Desi Anwar: Segera Berimigrasi ke Digital!

“Zaman orde baru media-media masih disensor oleh Menteri Penerangan dan saat itu tidak ada pers yang sifatnya bebas. Siaran berita di Indonesia hanya semacam informasi kegiatan-kegiatan yang dilakukan pemerintah. Sedangkan yang sifatnya konflik dan masalah, itu adanya di program Dunia Dalam Berita,” katanya.

Pada awal tahun 1990-an, barulah lahir TV swasta pertama, yaitu RCTI yang menayangkan iklan untuk pertama kalinya di Indonesia dan ketika tidak ada namanya redaksi. RCTI didirikan ketika itu dengan tujuan bukan untuk memberikan informasi atau menciptakan iklim keterbukaan, tapi semata-mata untuk kepentingan bisnis.

“RCTI ketika itu tidak ada redaksi. Saya membuat namanya program Seputar Jakarta yang menayangkan kejadian seputar Jakarta. Ketika itu, kita tidak boleh menggunakan kata berita, karena berita hanya boleh disiarkan TVRI. Ini seolah-olah majalah yang sifatnya human interes yang isisnya tentang kehidupan sehari-hari di Jakarta,” ujarnya.

Setelah RCTI, barulah lahir berbagai televisi swasta lainnya seperti TPI, SCTV, Lativi, Indosiar dan lainnya, sehingga masyarakat Indonesia mulai dimanjakan oleh informasi dari televisi, dan bukan lagi dari majalah atau koran.

Bahkan ketika program Seputar Indonesia sangat populer, Seputar Indonesia menjadi siara berita sebenarnya yang akhirnya ditiru oleh TVRI, meskipun ketika itu kata berita belum bisa digunakan. Padahal secara informal, program-program Seputar Indonesia adalah program berita, tapi secara formal itu bukan program berita.

Menjelang krisis moneter, masyarakat Indonesia pun semakin haus terhadap informasi dan berita. Masing-masing televisi swasta pun mulai berkompetisi untuk mendapatkan share dan rating tertinggi, karena semakin tinggi ratingnya, maka semakin mahal harga tayang iklannya.

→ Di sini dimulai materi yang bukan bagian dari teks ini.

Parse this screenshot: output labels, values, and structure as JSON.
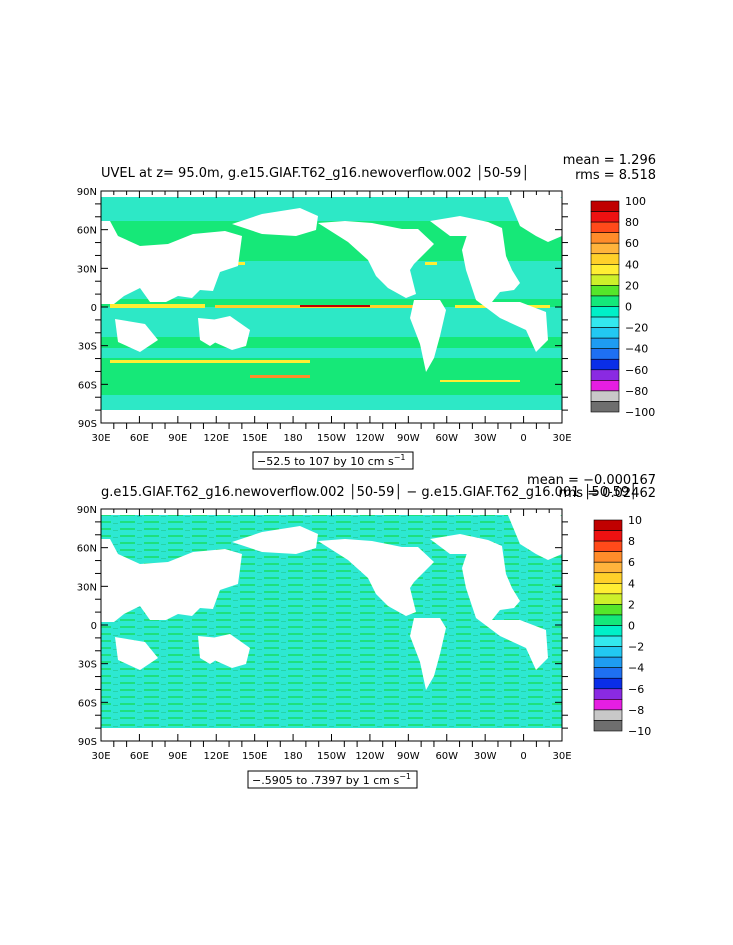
{
  "chart_data": [
    {
      "type": "heatmap",
      "title": "UVEL at z=  95.0m, g.e15.GIAF.T62_g16.newoverflow.002 │50-59│",
      "stats": {
        "mean": "mean = 1.296",
        "rms": "rms = 8.518"
      },
      "x_ticks": [
        "30E",
        "60E",
        "90E",
        "120E",
        "150E",
        "180",
        "150W",
        "120W",
        "90W",
        "60W",
        "30W",
        "0",
        "30E"
      ],
      "y_ticks": [
        "90N",
        "60N",
        "30N",
        "0",
        "30S",
        "60S",
        "90S"
      ],
      "colorbar": {
        "labels": [
          "100",
          "80",
          "60",
          "40",
          "20",
          "0",
          "−20",
          "−40",
          "−60",
          "−80",
          "−100"
        ],
        "colors": [
          "#c00000",
          "#ee1111",
          "#ff4a1a",
          "#ff8c2a",
          "#ffb43c",
          "#ffd02a",
          "#ffee33",
          "#cdf02a",
          "#55e62a",
          "#14e87a",
          "#00f0c8",
          "#33e8ee",
          "#22c8f2",
          "#1e9cf2",
          "#1e70f2",
          "#0a2ee8",
          "#8a2ae2",
          "#e61ee2",
          "#c8c8c8",
          "#6e6e6e"
        ]
      },
      "range_label": "−52.5 to 107 by 10 cm s",
      "range_exp": "−1"
    },
    {
      "type": "heatmap",
      "title": "g.e15.GIAF.T62_g16.newoverflow.002 │50-59│ − g.e15.GIAF.T62_g16.001 │50-59│",
      "stats": {
        "mean": "mean = −0.000167",
        "rms": "rms = 0.02462"
      },
      "x_ticks": [
        "30E",
        "60E",
        "90E",
        "120E",
        "150E",
        "180",
        "150W",
        "120W",
        "90W",
        "60W",
        "30W",
        "0",
        "30E"
      ],
      "y_ticks": [
        "90N",
        "60N",
        "30N",
        "0",
        "30S",
        "60S",
        "90S"
      ],
      "colorbar": {
        "labels": [
          "10",
          "8",
          "6",
          "4",
          "2",
          "0",
          "−2",
          "−4",
          "−6",
          "−8",
          "−10"
        ],
        "colors": [
          "#c00000",
          "#ee1111",
          "#ff4a1a",
          "#ff8c2a",
          "#ffb43c",
          "#ffd02a",
          "#ffee33",
          "#cdf02a",
          "#55e62a",
          "#14e87a",
          "#00f0c8",
          "#33e8ee",
          "#22c8f2",
          "#1e9cf2",
          "#1e70f2",
          "#0a2ee8",
          "#8a2ae2",
          "#e61ee2",
          "#c8c8c8",
          "#6e6e6e"
        ]
      },
      "range_label": "−.5905 to .7397 by 1 cm s",
      "range_exp": "−1"
    }
  ]
}
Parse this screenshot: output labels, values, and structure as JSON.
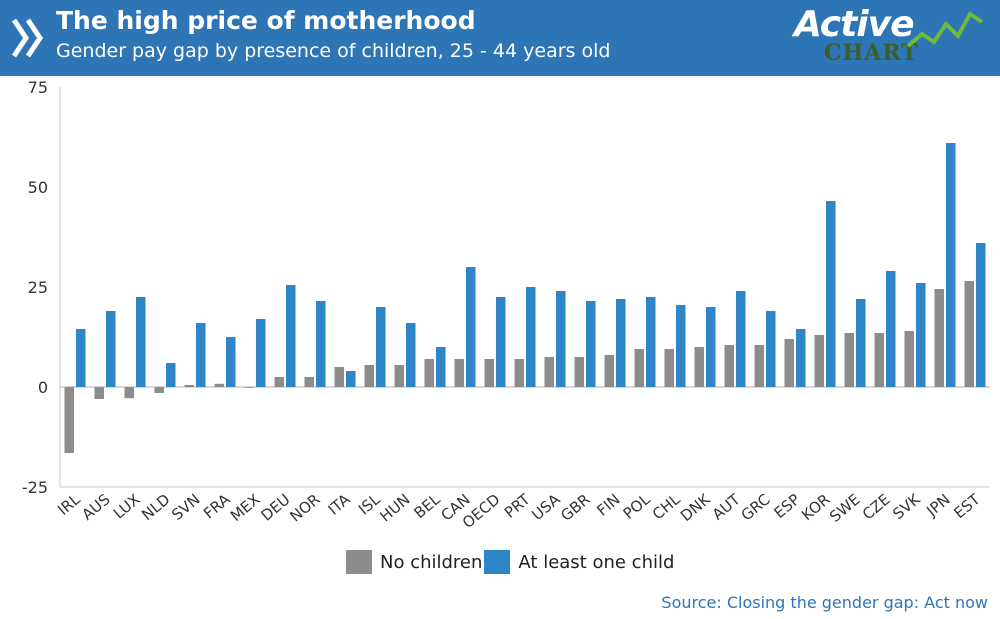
{
  "header": {
    "title": "The high price of motherhood",
    "subtitle": "Gender pay gap by presence of children, 25 - 44 years old",
    "logo_active": "Active",
    "logo_chart": "CHART",
    "bg_color": "#2e75b6"
  },
  "chart_data": {
    "type": "bar",
    "title": "The high price of motherhood",
    "subtitle": "Gender pay gap by presence of children, 25 - 44 years old",
    "xlabel": "",
    "ylabel": "",
    "ylim": [
      -25,
      75
    ],
    "yticks": [
      -25,
      0,
      25,
      50,
      75
    ],
    "grid": false,
    "legend_position": "bottom",
    "categories": [
      "IRL",
      "AUS",
      "LUX",
      "NLD",
      "SVN",
      "FRA",
      "MEX",
      "DEU",
      "NOR",
      "ITA",
      "ISL",
      "HUN",
      "BEL",
      "CAN",
      "OECD",
      "PRT",
      "USA",
      "GBR",
      "FIN",
      "POL",
      "CHL",
      "DNK",
      "AUT",
      "GRC",
      "ESP",
      "KOR",
      "SWE",
      "CZE",
      "SVK",
      "JPN",
      "EST"
    ],
    "series": [
      {
        "name": "No children",
        "color": "#8c8c8c",
        "values": [
          -16.5,
          -3,
          -2.8,
          -1.5,
          0.5,
          0.8,
          0,
          2.5,
          2.5,
          5,
          5.5,
          5.5,
          7,
          7,
          7,
          7,
          7.5,
          7.5,
          8,
          9.5,
          9.5,
          10,
          10.5,
          10.5,
          12,
          13,
          13.5,
          13.5,
          14,
          24.5,
          26.5
        ]
      },
      {
        "name": "At least one child",
        "color": "#2e86c8",
        "values": [
          14.5,
          19,
          22.5,
          6,
          16,
          12.5,
          17,
          25.5,
          21.5,
          4,
          20,
          16,
          10,
          30,
          22.5,
          25,
          24,
          21.5,
          22,
          22.5,
          20.5,
          20,
          24,
          19,
          14.5,
          46.5,
          22,
          29,
          26,
          61,
          36
        ]
      }
    ]
  },
  "source": "Source: Closing the gender gap: Act now"
}
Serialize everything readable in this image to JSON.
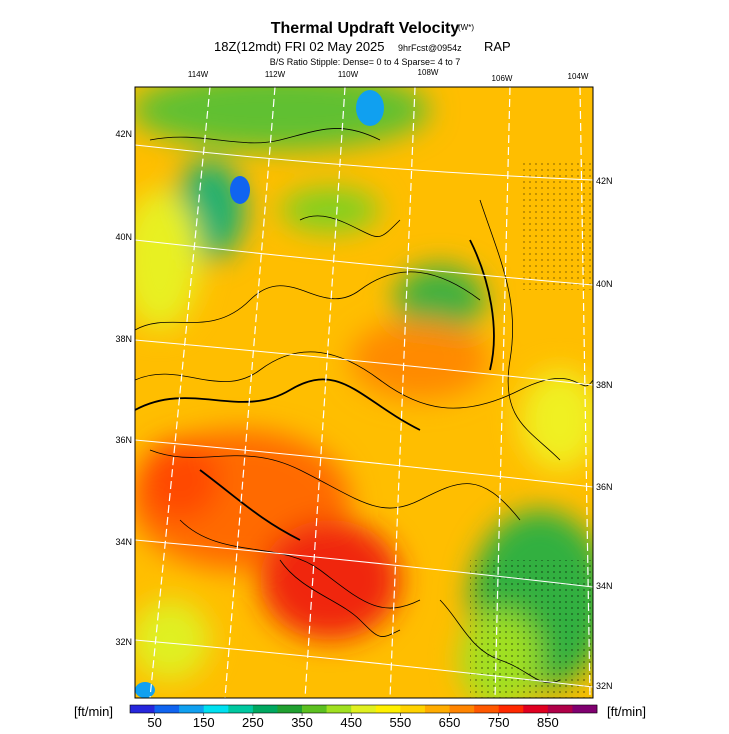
{
  "map": {
    "title": "Thermal Updraft Velocity",
    "title_symbol": "(W*)",
    "subtitle": "18Z(12mdt) FRI 02 May 2025",
    "forecast": "9hrFcst@0954z",
    "model": "RAP",
    "stipple_note": "B/S Ratio Stipple:  Dense= 0 to 4  Sparse= 4 to 7",
    "lon_labels": [
      "114W",
      "112W",
      "110W",
      "108W",
      "106W",
      "104W"
    ],
    "lat_labels_left": [
      "42N",
      "40N",
      "38N",
      "36N",
      "34N",
      "32N"
    ],
    "lat_labels_right": [
      "42N",
      "40N",
      "38N",
      "36N",
      "34N",
      "32N"
    ],
    "colorbar": {
      "unit_left": "[ft/min]",
      "unit_right": "[ft/min]",
      "range": [
        0,
        950
      ],
      "ticks": [
        50,
        150,
        250,
        350,
        450,
        550,
        650,
        750,
        850
      ],
      "colors": [
        "#2626dc",
        "#1064f0",
        "#10a0f0",
        "#00e0f0",
        "#00c8a0",
        "#00a860",
        "#20a030",
        "#5cc020",
        "#a0e020",
        "#e0f020",
        "#fff000",
        "#ffd200",
        "#ffac00",
        "#ff8400",
        "#ff5800",
        "#ff2800",
        "#e00020",
        "#b00048",
        "#800070"
      ]
    }
  }
}
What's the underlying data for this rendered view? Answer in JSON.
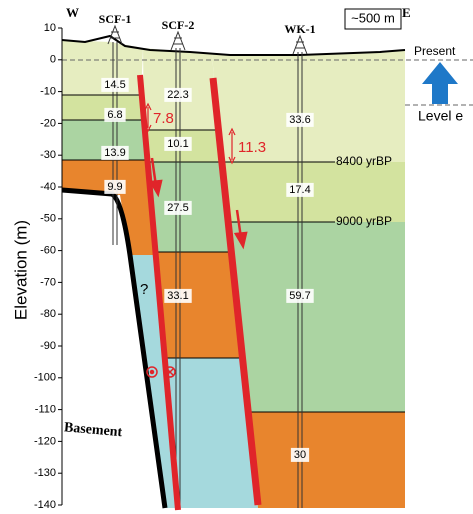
{
  "axis": {
    "label": "Elevation (m)",
    "range": [
      -140,
      10
    ],
    "ticks": [
      10,
      0,
      -10,
      -20,
      -30,
      -40,
      -50,
      -60,
      -70,
      -80,
      -90,
      -100,
      -110,
      -120,
      -130,
      -140
    ]
  },
  "directions": {
    "west": "W",
    "east": "E"
  },
  "scale_bar": "~500 m",
  "wells": [
    {
      "label": "SCF-1"
    },
    {
      "label": "SCF-2"
    },
    {
      "label": "WK-1"
    }
  ],
  "thicknesses": {
    "scf1": [
      14.5,
      6.8,
      13.9,
      9.9
    ],
    "scf2": [
      22.3,
      10.1,
      27.5,
      33.1
    ],
    "wk1": [
      33.6,
      17.4,
      59.7,
      30
    ]
  },
  "offsets": [
    7.8,
    11.3
  ],
  "ages": [
    "8400 yrBP",
    "9000 yrBP"
  ],
  "sea_level": {
    "present": "Present",
    "level": "Level e"
  },
  "basement": "Basement",
  "question": "?"
}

Kemudian ketika krisis moneter masuk ke Indonesia pada tahun 1997 dan reformasi bulan Mei 1998, sebenarnya semua ini sangat dipengaruhi dengan perjalanan televisi di Indonesia, sehingga membuat Indonesia menjadi negara yang sangat demokratis.

Hal itu bisa terjadi, karena masyarakat sudah terbiasa dengan berita, sehingga upaya untuk melarang pemberitaan seperti penembakan mahasiswa, penjarahan yang akhirnya bermuara pada reformasi dan unjuk rasa terus menerus dilakukan, membuat orde baru terpaksa berakhir, dan Presiden Soeharto mundur dari jabatannya juga disiarkan di seluruh televisi.

“Pada sekejap mata, reformasi di Indonesia kran demokrasi pun dibuka. Dengan demokrasi ini, pers berbas-bebas sebebasnya, dan di sinilah dimulai perjalanan pers yang terbuka dan demokratis di Indonesia. Kebebasan berkespresi dan kebebasan bersuara,” ujarnya.

Dengan adanya demokrasi, masyarakat Indonesia haus terhadap politik, karena politik di zaman era orde baru tidak ada, hanya satu partai yang berkuasa, yaitu Golkar. Sedangkan partai lain hanya sebagai penggembira. Awal demokrasi, semua orang pun ingin berpolitik, semua orang ingin mendapatkan informasi berita.

Kemudian, lahirlah Metro TV, yaitu TV berita pertama. TV ini dibangun untuk merespons keinginan masyarakat terhadap hal-hal yang sifatnya berita dan kebanyakan berita itu sifatnya politik. Bahkan lebih dari 70 persen, programnya berita.